Aceita logo que você nasceu para ser um boi lavrador.
Tá aí como mano na porta do bar bebendo e feliz.
E as suas contas para pagar?
Depois não adianta chamar a Nath Financia.
Vanessa da Mata já lhe mandou guardar os 30%,
E não se esqueça dos 10% da igreja.
E você ainda recebe menos de um salário mínimo por mês otário.
Tá vendo?
Você me fez ficar nervoso com essa resistência.
Com essa persistência de querer ser alguém na vida.
Agora, me explique desde quando o negro é alguém na vida?
Só mente de vilão mesmo achando que é herói.
Achando que vai libertar os pretos da vida de cão.
Você anda, anda, anda, mas acha que está chegando lá?
Mas saiba que você está andando para trás igual caranguejo.
Mil face de um homem leal que está sempre levando pau.
Me fala aí se seus tataravôs ou tataravós fizeram faculdade?
Nem seus bisavôs, ou bisavós fizeram né?
Dos seus pais nem vou falar nada, pois é covardia.
Pois tocar nesses assuntos a criança pira e perde a graça.
E você aí querendo ter algum nome na fé firmão,
Vai morrer na praia com a sua ilusão.
Negro limitado que vive gritando: “nada como um dia após outro dia”.
Não cansa de ser maltratado por achar que vai chegar lá um dia?
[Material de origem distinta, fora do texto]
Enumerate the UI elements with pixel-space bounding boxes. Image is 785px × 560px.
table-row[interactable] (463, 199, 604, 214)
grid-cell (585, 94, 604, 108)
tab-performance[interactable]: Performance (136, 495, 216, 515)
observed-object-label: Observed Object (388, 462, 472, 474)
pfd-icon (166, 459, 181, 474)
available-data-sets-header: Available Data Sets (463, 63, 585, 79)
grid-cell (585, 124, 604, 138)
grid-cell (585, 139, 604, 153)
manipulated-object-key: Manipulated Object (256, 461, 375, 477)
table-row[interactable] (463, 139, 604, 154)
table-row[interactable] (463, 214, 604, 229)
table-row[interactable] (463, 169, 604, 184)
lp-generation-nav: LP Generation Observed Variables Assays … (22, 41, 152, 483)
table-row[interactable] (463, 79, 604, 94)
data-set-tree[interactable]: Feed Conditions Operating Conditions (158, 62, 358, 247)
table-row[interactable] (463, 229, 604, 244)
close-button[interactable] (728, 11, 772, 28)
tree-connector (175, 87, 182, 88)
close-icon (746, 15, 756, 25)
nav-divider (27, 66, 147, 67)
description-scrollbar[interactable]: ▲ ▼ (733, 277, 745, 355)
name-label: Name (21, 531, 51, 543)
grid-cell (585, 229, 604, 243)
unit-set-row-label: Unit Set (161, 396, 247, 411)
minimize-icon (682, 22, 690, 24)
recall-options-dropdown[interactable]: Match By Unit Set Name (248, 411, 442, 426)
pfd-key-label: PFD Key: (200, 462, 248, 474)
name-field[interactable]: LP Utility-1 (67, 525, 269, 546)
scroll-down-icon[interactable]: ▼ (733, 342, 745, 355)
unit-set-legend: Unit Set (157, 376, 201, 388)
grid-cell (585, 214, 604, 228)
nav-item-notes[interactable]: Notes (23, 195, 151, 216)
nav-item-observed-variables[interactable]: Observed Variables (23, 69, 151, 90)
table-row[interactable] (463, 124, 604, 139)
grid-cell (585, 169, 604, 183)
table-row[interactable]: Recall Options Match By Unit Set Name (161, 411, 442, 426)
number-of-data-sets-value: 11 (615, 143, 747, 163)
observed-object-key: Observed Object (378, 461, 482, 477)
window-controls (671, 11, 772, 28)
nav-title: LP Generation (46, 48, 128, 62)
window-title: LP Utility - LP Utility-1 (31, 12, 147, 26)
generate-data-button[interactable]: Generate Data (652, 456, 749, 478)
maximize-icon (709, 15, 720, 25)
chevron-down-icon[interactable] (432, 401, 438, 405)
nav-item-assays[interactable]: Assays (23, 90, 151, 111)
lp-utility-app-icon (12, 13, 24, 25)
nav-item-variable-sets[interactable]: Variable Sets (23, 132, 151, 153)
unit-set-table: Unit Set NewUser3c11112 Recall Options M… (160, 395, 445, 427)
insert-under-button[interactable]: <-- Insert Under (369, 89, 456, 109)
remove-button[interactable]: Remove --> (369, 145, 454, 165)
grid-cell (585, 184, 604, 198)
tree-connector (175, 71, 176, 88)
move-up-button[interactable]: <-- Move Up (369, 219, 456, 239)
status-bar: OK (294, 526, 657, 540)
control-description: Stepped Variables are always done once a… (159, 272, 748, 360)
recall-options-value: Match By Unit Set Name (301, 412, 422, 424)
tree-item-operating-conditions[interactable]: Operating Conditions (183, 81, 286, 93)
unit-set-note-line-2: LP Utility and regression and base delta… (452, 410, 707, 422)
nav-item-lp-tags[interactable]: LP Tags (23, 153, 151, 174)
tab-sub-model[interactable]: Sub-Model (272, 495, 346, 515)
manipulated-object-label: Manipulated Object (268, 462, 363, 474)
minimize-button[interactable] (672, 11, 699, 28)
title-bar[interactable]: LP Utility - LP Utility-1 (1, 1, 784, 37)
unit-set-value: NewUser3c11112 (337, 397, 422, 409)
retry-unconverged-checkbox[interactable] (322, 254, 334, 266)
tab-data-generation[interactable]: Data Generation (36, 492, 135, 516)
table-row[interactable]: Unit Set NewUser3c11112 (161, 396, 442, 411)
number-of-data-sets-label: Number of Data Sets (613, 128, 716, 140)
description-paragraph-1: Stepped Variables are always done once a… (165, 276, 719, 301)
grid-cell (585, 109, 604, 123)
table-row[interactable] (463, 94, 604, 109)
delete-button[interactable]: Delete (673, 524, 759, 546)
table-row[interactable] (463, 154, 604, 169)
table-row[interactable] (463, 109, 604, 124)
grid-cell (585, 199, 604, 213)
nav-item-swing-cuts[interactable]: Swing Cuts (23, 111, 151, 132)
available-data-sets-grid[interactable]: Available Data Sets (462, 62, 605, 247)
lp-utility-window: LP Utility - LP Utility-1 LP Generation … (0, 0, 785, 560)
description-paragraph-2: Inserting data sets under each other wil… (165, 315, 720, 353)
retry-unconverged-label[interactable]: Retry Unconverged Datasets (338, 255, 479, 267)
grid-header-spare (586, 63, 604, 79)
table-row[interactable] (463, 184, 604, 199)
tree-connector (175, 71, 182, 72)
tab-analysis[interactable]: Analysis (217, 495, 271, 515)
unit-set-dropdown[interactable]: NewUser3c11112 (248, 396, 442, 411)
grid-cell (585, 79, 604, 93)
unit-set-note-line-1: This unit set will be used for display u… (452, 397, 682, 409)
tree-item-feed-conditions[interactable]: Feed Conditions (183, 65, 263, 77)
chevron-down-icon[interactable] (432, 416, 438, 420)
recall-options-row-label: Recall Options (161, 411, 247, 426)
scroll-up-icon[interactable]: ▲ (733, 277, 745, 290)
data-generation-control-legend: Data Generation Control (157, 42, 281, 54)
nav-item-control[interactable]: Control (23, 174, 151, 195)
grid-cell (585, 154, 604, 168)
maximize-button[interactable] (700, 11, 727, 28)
Depois não vem me chamar de Zé Povim.
Você está comendo capim porque gosta macakito.
Como é, macaco não come capim?
É um jumento sem inteligência mesmo papai do céu.
Tá explicado o fato de ter nascido preto.
Na hora da distribuição de cérebro chegou por último na fila.
Você sabe o motivo do preto só ter a palma da mão branca?
É para poder pegar no dinheiro e não sujar as notas.
Você ainda está aí?
O ponteiro do relógio tem pressa e o tempo é cruel
Quando assustar a sua vida passa em um piscar de olhos
E você vive e não vê nada dela acontecer.
Mas quem disse que negro tem visão de futuro?
Por isso que vive nessa ilusão de achar que não é livre como Isabel mandou.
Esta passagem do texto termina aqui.